Она убрала волосы с глаз, настороженно посмотрела на Пикеринга.

Он пожал плечами:

— Я должен убить его. Иначе он убьет меня при первой возможности. Присутствие Джонни меняет его планы. Он хочет немного поиграть, как это делают апачи с белыми людьми. Они проверяют, что может вытерпеть пленник…

— Господи!

— Но я не так жесток. Если ты послушаешься меня, он умрет быстро и без мучений.
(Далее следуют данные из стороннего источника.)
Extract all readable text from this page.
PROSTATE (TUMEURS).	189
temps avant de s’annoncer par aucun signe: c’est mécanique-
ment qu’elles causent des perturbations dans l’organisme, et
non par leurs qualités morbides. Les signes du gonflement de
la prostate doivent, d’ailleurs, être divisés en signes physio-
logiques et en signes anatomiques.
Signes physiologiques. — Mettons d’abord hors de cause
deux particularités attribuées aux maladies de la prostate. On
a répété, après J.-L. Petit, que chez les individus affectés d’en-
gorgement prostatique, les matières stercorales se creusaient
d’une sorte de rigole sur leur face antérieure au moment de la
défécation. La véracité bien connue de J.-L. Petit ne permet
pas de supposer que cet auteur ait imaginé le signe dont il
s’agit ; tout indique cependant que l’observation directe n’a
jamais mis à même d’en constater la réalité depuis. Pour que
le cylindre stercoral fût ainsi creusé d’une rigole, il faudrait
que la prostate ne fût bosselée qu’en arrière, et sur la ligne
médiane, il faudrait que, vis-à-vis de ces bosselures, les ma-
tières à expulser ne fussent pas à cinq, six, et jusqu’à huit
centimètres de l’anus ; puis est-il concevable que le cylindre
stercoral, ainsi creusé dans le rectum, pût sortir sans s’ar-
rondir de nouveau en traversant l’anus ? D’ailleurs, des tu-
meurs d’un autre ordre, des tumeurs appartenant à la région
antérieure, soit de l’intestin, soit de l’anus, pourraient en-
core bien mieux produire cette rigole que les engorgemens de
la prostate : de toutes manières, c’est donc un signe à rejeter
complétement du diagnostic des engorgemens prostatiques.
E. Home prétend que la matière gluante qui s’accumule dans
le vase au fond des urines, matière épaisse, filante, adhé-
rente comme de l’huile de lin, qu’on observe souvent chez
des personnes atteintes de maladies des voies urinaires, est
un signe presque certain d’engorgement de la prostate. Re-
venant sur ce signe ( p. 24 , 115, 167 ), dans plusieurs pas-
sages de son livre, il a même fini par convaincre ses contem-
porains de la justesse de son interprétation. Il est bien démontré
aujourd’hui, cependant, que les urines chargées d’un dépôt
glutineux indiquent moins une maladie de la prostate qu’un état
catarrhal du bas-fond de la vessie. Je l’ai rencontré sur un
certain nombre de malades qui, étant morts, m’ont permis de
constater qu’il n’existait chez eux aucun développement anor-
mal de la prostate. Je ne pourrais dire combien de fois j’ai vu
Ты не увидишь моря крови… Когда Джонни выгнали из армии, он занялся охотой за скальпами. Зарабатывал этим неплохие деньги. Сотня долларов за скальп мужчины, пятьдесят — за скальп женщины и двадцать пять — за ребенка. Потом мексиканские власти догадались, что не все скальпы принадлежали индейцам, и Джонни пришлось убраться из Мексики. Но ему по-прежнему нравится эта работа.

Должно быть, Пикеринг увидел ужас на лице Тори; он засмеялся, стянул одеяло с ее плеч, почти бережно поднял девушку с земли.

— Правильно, красотка. Вижу, ты меня поняла. Если ты лишишься своих волос, кто-то щедро за них заплатит. Они такие мягкие, со сверкающими на солнце золотистыми прядями. У тебя чертовски красивые волосы. А теперь ты сделаешь то, что я скажу. Ты будешь снова танцевать для нас, пока я не прикажу тебе остановиться. — Отблеск костра окрасил его светлые глаза, он притянул к себе Тори, провел рукой по спине девушки, сжал ее ягодицы. — А потом я покажу тебе то, что обещал. Тебе понравится. Если ты сделаешь вид, что тебе не нравится, Джонни заставит Кинкейда заплатить за это.

Она покорно последовала за ним и не стала сопротивляться, когда он стянул блузку вниз, снова обнажив ее груди. Пикеринг ущипнул за соски, чтобы они отвердели, и она закрыла глаза, прикусила губу так сильно, что почувствовала вкус крови. Он взял в рот сосок Тори и стал с громким чавканьем сосать, причиняя ей такую боль, что она едва сдержала крик.

Вдали снова завыл койот. Одинокий вой оборвался на высокой ноте. В костре треснула ветка, и искры разлетелись в разные стороны.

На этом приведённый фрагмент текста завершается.